Também podem e devem ser consideradas no auto de demarcação áreas de domínio público. Tal anotação não franqueia a conquista de imóvel público, posto existir impedimento constitucional para tanto, mas apenas a possibilidade da indicação das vias, praças e demais espaços públicos existentes. Antes ou após elaboração do auto de demarcação, a regularização depende do projeto especifico de que trata o art. 51 da lei. Este projeto deve ser submetido à Prefeitura, mesmo quando esta for a deflagradora da regularização. O projeto também deverá ser submetido aos órgãos licenciadores, mormente os que detenham competência ambiental ou de preservação da cultura arquitetônica. O projeto deverá descrever e mapear a área em consideração, indicando os lotes ou fracionamentos, assim como as obras que devem ser realizadas e aquelas que devem ser desfeitas ou deslocadas. Tanto para a composição do auto de demarcação como para a confecção do projeto é de grande ajuda a utilização de plantas aéreas, pois estas podem trazer grande facilidade, conferindo um maior aporte de credibilidade. Importante é ressaltar que a elaboração do projeto representa item fundamental da regularização, pois será neste momento que se poderá efetivar o controle e análise do interesse coletivo que representa a própria função social da propriedade. O projeto somente deve ser aprovado quando a ocupação vier a respeitar tais interesse majoritário pois estes, por óbvio, correspondem ao interesse da cidade.

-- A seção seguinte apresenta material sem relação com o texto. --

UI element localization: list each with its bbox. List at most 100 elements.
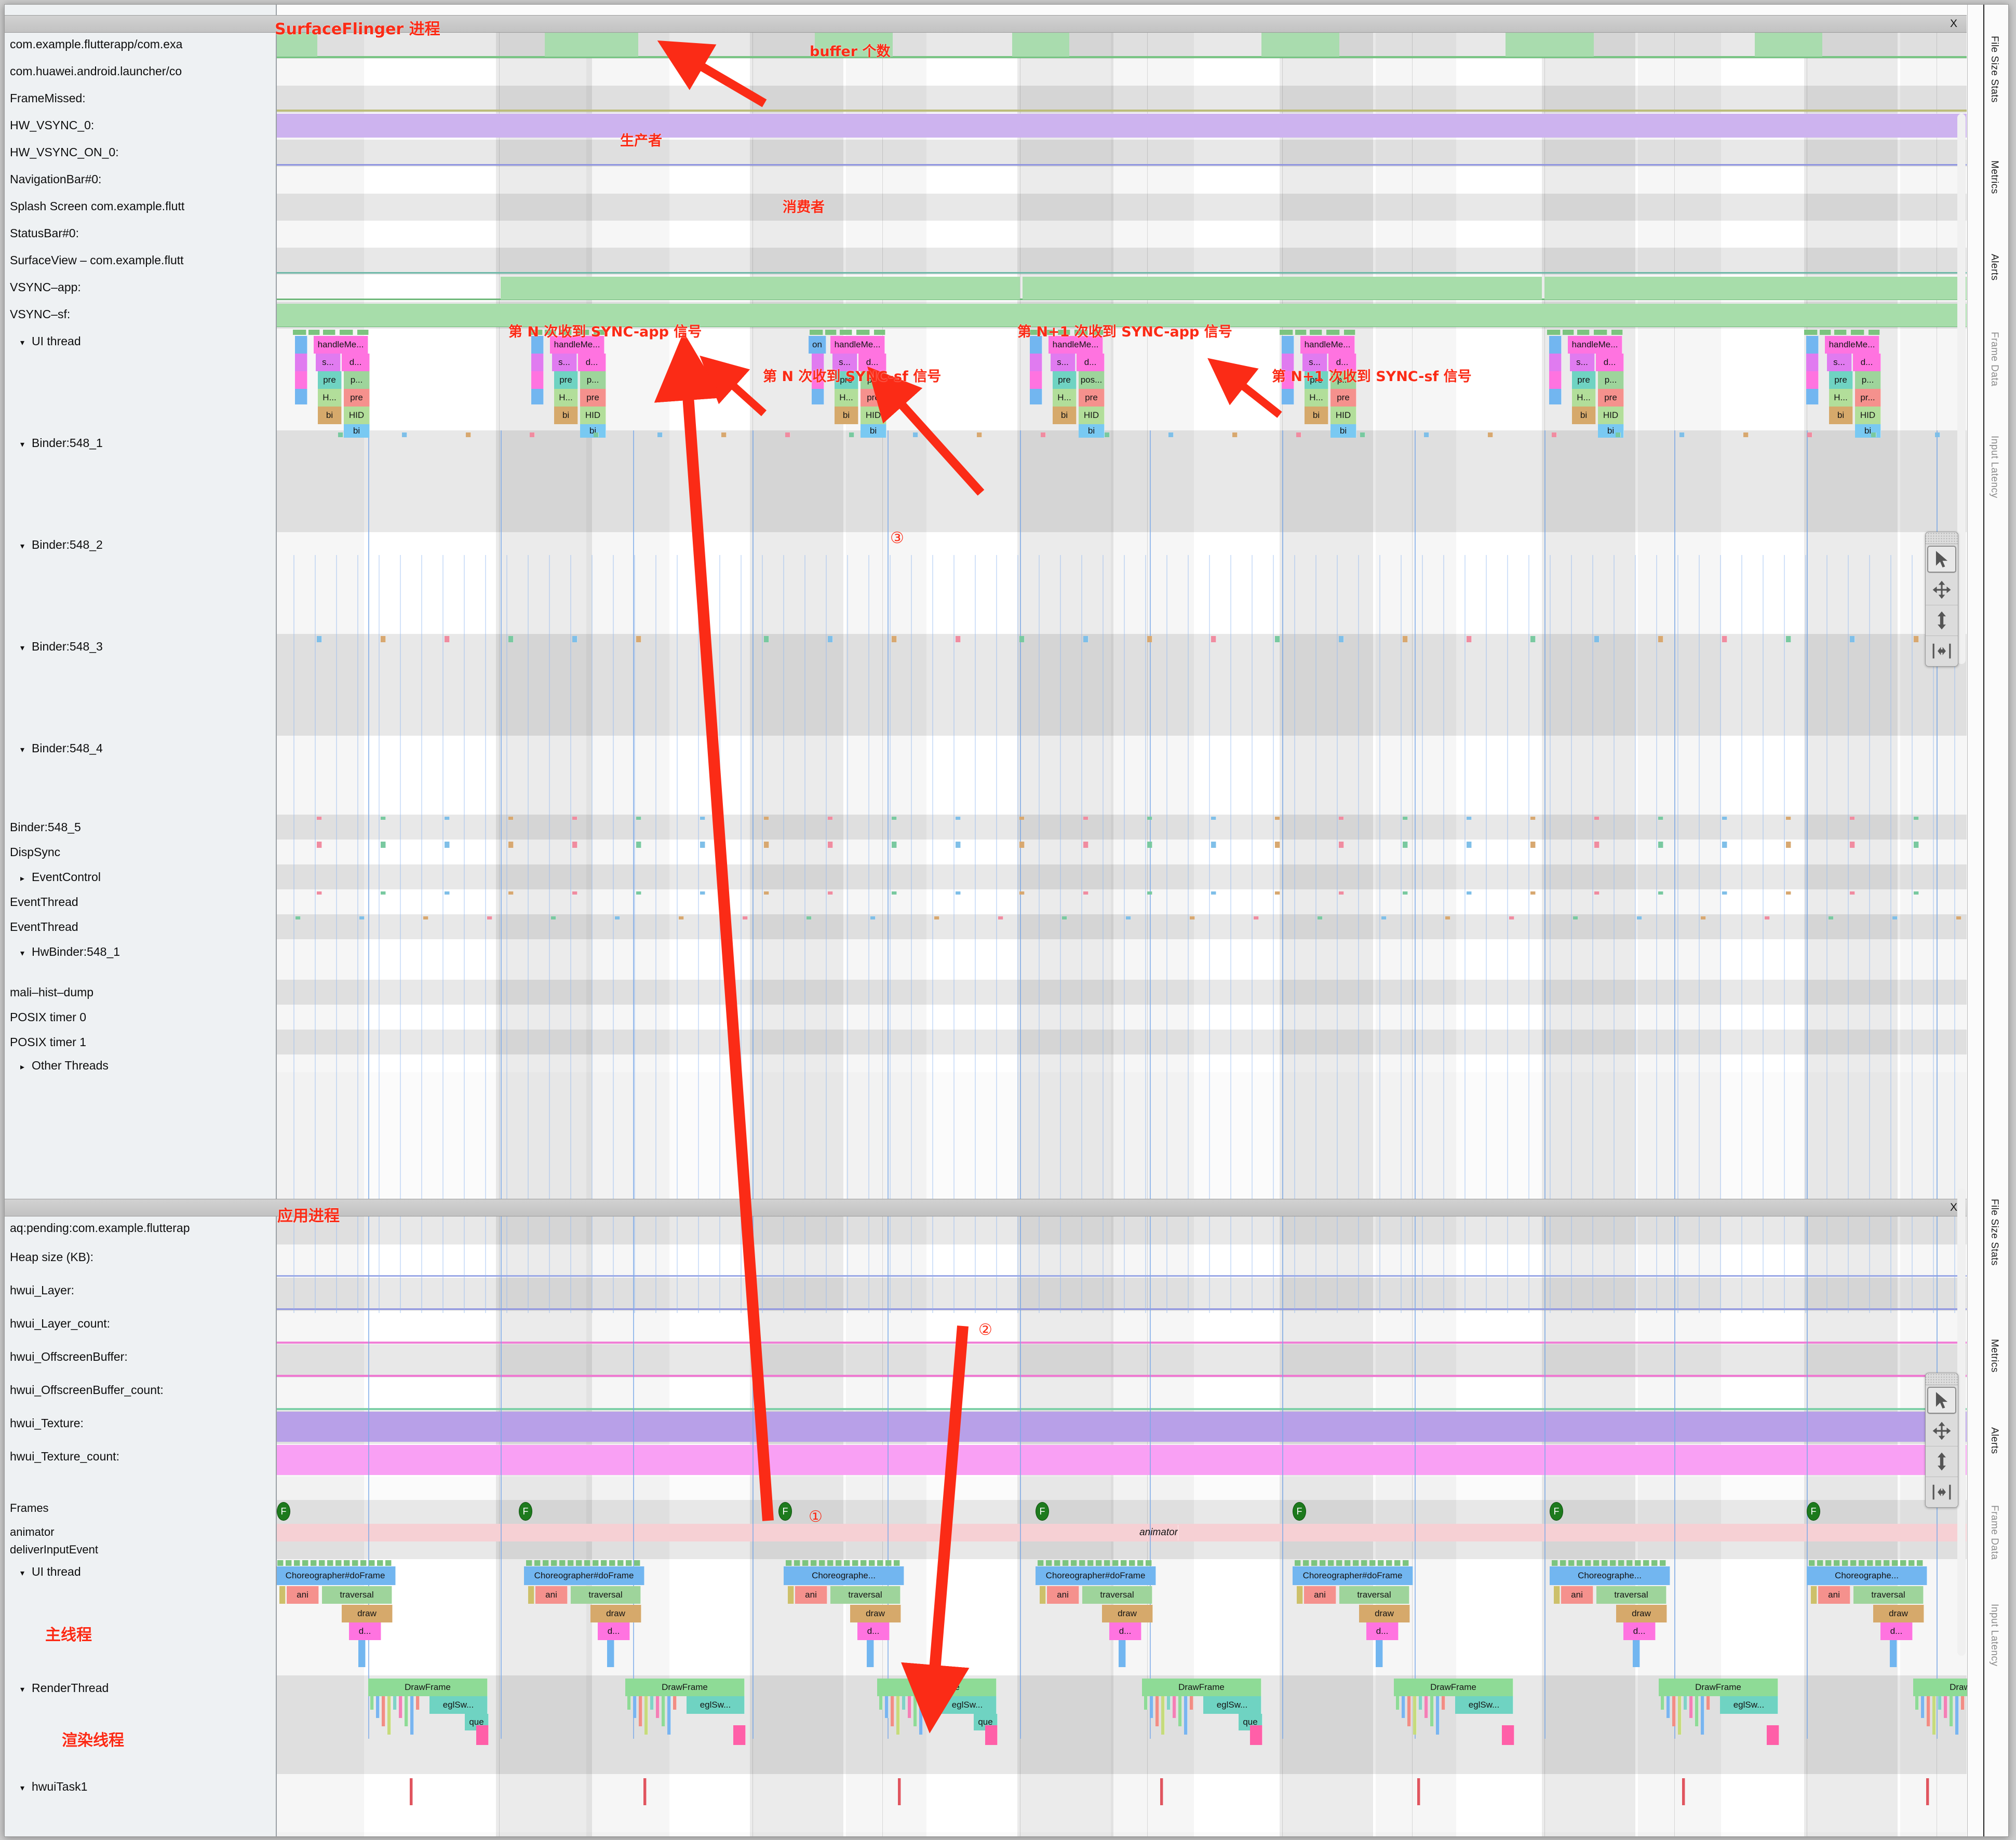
sidebar-app-track-3[interactable]: hwui_Layer_count: bbox=[5, 1313, 275, 1334]
frame-marker-6[interactable]: F bbox=[1807, 1502, 1820, 1521]
sf-ui-burst-5-HID[interactable]: HID bbox=[1598, 407, 1624, 424]
chevron-right-icon[interactable]: ▸ bbox=[20, 1059, 32, 1074]
sf-ui-burst-5-handleMessage[interactable]: handleMe... bbox=[1568, 336, 1622, 354]
sf-ui-burst-4-pre2[interactable]: pre bbox=[1330, 389, 1356, 407]
sf-ui-burst-1-s-blue2[interactable] bbox=[531, 389, 544, 404]
sidebar-track-15[interactable]: ▾Binder:548_4 bbox=[5, 738, 275, 759]
select-tool-bottom[interactable] bbox=[1927, 1387, 1956, 1414]
rail-tab-0[interactable]: File Size Stats bbox=[1988, 36, 2000, 103]
tool-palette-bottom[interactable] bbox=[1925, 1373, 1958, 1508]
rail-tab-3[interactable]: Frame Data bbox=[1988, 332, 2000, 386]
frame-marker-4[interactable]: F bbox=[1293, 1502, 1306, 1521]
render-thread-burst-4-eglswap[interactable]: eglSw... bbox=[1455, 1696, 1513, 1714]
sf-ui-burst-2-pre2[interactable]: pre bbox=[861, 389, 886, 407]
sidebar-track-17[interactable]: DispSync bbox=[5, 842, 275, 862]
sidebar-track-19[interactable]: EventThread bbox=[5, 891, 275, 912]
timeline-canvas[interactable]: XXhandleMe...s...d...prep...H...prebiHID… bbox=[5, 5, 2008, 1836]
sf-ui-burst-6-p[interactable]: p... bbox=[1855, 371, 1881, 389]
render-thread-burst-0-eglswap[interactable]: eglSw... bbox=[429, 1696, 488, 1714]
app-ui-burst-5-animation[interactable]: ani bbox=[1561, 1586, 1593, 1604]
app-ui-burst-4-choreographer[interactable]: Choreographer#doFrame bbox=[1293, 1566, 1413, 1585]
sf-ui-burst-6-s-violet[interactable] bbox=[1806, 354, 1819, 371]
sf-ui-burst-3-bi2[interactable]: bi bbox=[1079, 424, 1105, 438]
render-thread-burst-2-drawframe[interactable]: DrawFrame bbox=[877, 1679, 997, 1696]
chevron-down-icon[interactable]: ▾ bbox=[20, 1680, 32, 1698]
sf-ui-burst-5-d[interactable]: d... bbox=[1596, 354, 1624, 371]
sf-ui-burst-5-s[interactable]: s... bbox=[1570, 354, 1595, 371]
sidebar-track-20[interactable]: EventThread bbox=[5, 916, 275, 937]
app-ui-burst-6-d[interactable]: d... bbox=[1880, 1622, 1913, 1640]
app-ui-burst-5-choreographer[interactable]: Choreographe... bbox=[1550, 1566, 1670, 1585]
sf-ui-burst-6-pre[interactable]: pre bbox=[1829, 371, 1853, 389]
tool-palette-top[interactable] bbox=[1925, 532, 1958, 667]
sidebar-track-3[interactable]: HW_VSYNC_0: bbox=[5, 115, 275, 136]
horizontal-zoom-tool-top[interactable] bbox=[1926, 636, 1958, 666]
rail-tab-lower-0[interactable]: File Size Stats bbox=[1988, 1199, 2000, 1266]
sf-ui-burst-4-bi2[interactable]: bi bbox=[1330, 424, 1356, 438]
sf-ui-burst-0-pre2[interactable]: pre bbox=[344, 389, 370, 407]
app-ui-burst-5-d[interactable]: d... bbox=[1623, 1622, 1656, 1640]
frame-marker-2[interactable]: F bbox=[778, 1502, 792, 1521]
render-thread-burst-4-drawframe[interactable]: DrawFrame bbox=[1394, 1679, 1513, 1696]
sf-ui-burst-3-bi[interactable]: bi bbox=[1053, 407, 1077, 424]
frame-marker-5[interactable]: F bbox=[1550, 1502, 1563, 1521]
sidebar-app-track-0[interactable]: aq:pending:com.example.flutterap bbox=[5, 1217, 275, 1238]
sidebar-track-1[interactable]: com.huawei.android.launcher/co bbox=[5, 61, 275, 82]
sf-ui-burst-3-pre[interactable]: pre bbox=[1053, 371, 1077, 389]
sf-ui-burst-2-s-blue2[interactable] bbox=[812, 389, 824, 404]
sf-ui-burst-0-s[interactable]: s... bbox=[316, 354, 341, 371]
frame-marker-1[interactable]: F bbox=[519, 1502, 532, 1521]
sf-ui-burst-5-p[interactable]: p... bbox=[1598, 371, 1624, 389]
sidebar-track-11[interactable]: ▾UI thread bbox=[5, 331, 275, 351]
sidebar-app-track-10[interactable]: deliverInputEvent bbox=[5, 1541, 275, 1559]
sf-ui-burst-1-s-pink[interactable] bbox=[531, 371, 544, 389]
sidebar-track-5[interactable]: NavigationBar#0: bbox=[5, 169, 275, 190]
sidebar-track-24[interactable]: POSIX timer 1 bbox=[5, 1032, 275, 1052]
sidebar-track-16[interactable]: Binder:548_5 bbox=[5, 817, 275, 837]
sf-ui-burst-3-p[interactable]: pos... bbox=[1079, 371, 1105, 389]
palette-drag-handle[interactable] bbox=[1926, 1373, 1958, 1385]
sf-ui-burst-5-s-blue2[interactable] bbox=[1549, 389, 1562, 404]
sf-ui-burst-3-s-pink[interactable] bbox=[1030, 371, 1042, 389]
right-tab-rail[interactable]: File Size StatsMetricsAlertsFrame DataIn… bbox=[1967, 5, 2008, 1836]
app-ui-burst-2-d[interactable]: d... bbox=[857, 1622, 890, 1640]
palette-drag-handle[interactable] bbox=[1926, 532, 1958, 544]
sf-ui-burst-0-bi2[interactable]: bi bbox=[344, 424, 370, 438]
app-ui-burst-2-choreographer[interactable]: Choreographe... bbox=[784, 1566, 904, 1585]
app-ui-burst-1-d[interactable]: d... bbox=[598, 1622, 630, 1640]
sf-ui-burst-4-bi[interactable]: bi bbox=[1305, 407, 1328, 424]
app-ui-burst-5-traversal[interactable]: traversal bbox=[1596, 1586, 1666, 1604]
sf-ui-burst-0-s-blue1[interactable] bbox=[295, 336, 307, 354]
select-tool-top[interactable] bbox=[1927, 546, 1956, 573]
chevron-down-icon[interactable]: ▾ bbox=[20, 333, 32, 351]
app-ui-burst-4-animation[interactable]: ani bbox=[1304, 1586, 1336, 1604]
sf-ui-burst-1-d[interactable]: d... bbox=[578, 354, 606, 371]
sf-ui-burst-0-pre[interactable]: pre bbox=[318, 371, 342, 389]
sf-ui-burst-0-handleMessage[interactable]: handleMe... bbox=[314, 336, 368, 354]
rail-tab-lower-1[interactable]: Metrics bbox=[1988, 1339, 2000, 1373]
chevron-right-icon[interactable]: ▸ bbox=[20, 869, 32, 887]
sf-ui-burst-0-s-pink[interactable] bbox=[295, 371, 307, 389]
sf-ui-burst-0-HID[interactable]: HID bbox=[344, 407, 370, 424]
sidebar-track-18[interactable]: ▸EventControl bbox=[5, 867, 275, 887]
app-ui-burst-6-animation[interactable]: ani bbox=[1818, 1586, 1850, 1604]
chevron-down-icon[interactable]: ▾ bbox=[20, 1563, 32, 1582]
sidebar-app-track-11[interactable]: ▾UI thread bbox=[5, 1561, 275, 1582]
horizontal-zoom-tool-bottom[interactable] bbox=[1926, 1477, 1958, 1507]
sf-ui-burst-3-d[interactable]: d... bbox=[1077, 354, 1105, 371]
vertical-scrollbar-bottom[interactable] bbox=[1957, 1188, 1966, 1656]
sf-ui-burst-1-pre2[interactable]: pre bbox=[580, 389, 606, 407]
vertical-scrollbar-thumb-top[interactable] bbox=[1957, 114, 1966, 664]
sidebar-app-track-5[interactable]: hwui_OffscreenBuffer_count: bbox=[5, 1379, 275, 1400]
sf-ui-burst-3-pre2[interactable]: pre bbox=[1079, 389, 1105, 407]
frame-marker-3[interactable]: F bbox=[1036, 1502, 1049, 1521]
sf-ui-burst-0-d[interactable]: d... bbox=[342, 354, 370, 371]
sidebar-app-track-12[interactable]: ▾RenderThread bbox=[5, 1677, 275, 1698]
sf-ui-on-slice[interactable]: on bbox=[809, 336, 826, 354]
sf-ui-burst-5-H[interactable]: H... bbox=[1572, 389, 1596, 407]
sidebar-app-track-13[interactable]: ▾hwuiTask1 bbox=[5, 1776, 275, 1797]
sidebar-track-9[interactable]: VSYNC–app: bbox=[5, 277, 275, 297]
sf-ui-burst-6-pre2[interactable]: pr... bbox=[1855, 389, 1881, 407]
rail-tab-2[interactable]: Alerts bbox=[1988, 254, 2000, 281]
sf-ui-burst-6-s[interactable]: s... bbox=[1827, 354, 1852, 371]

Os poucos ocupantes que eventualmente perturbem, dificultem ou estorvem a melhor organização do núcleo urbano, atuando em desfavor da mobilidade; da implantação e edificação dos equipamentos públicos essenciais, ou que prejudiquem a conquista de melhor qualidade de vida no local, devem ser desalojados ou realocados, com a desapropriação da respetiva área. De nada adianta a regularização fundiária que não atenda aos interesses da cidade, pois um núcleo regularizado que impeça a fluidez dos transportes, dificulte a mobilidade das famílias ocupantes, ou que venha despido de serviço público locais ou próximos, somente pode agravar as questões sociais e reduzir a qualidade de vida coletiva. Fundamental, portanto, o instante, o momento da produção do projeto, pois este deve indicar as vias, as praças, os espaços institucionais para os equipamentos públicos, áreas de lazer, estejam no local ou próximas a este, ou seja todo o necessário para que a área regularizada comporte a sobrecarga decorrente do adensamento populacional. O projeto pressupõe uma série de compromissos públicos com a construção da estrutura capaz de dar ao local o mesmo DNA da cidade. Portanto, o corte na carne deve ser feito neste momento, pois deve estar previsto no projeto ou nas exigências para sua aprovação. Regularizar uma área não se restringe ao asfaltamento e à ligação elétrica e hidráulica. A qualidade de vida mínima, de dignificação da pessoa humana se expressa não só pelo que é concedido em termos de regularização e titulação, mas também pelo que é sacrificado, para que o coletivo e a cidade ganhem com a legalização fundiária.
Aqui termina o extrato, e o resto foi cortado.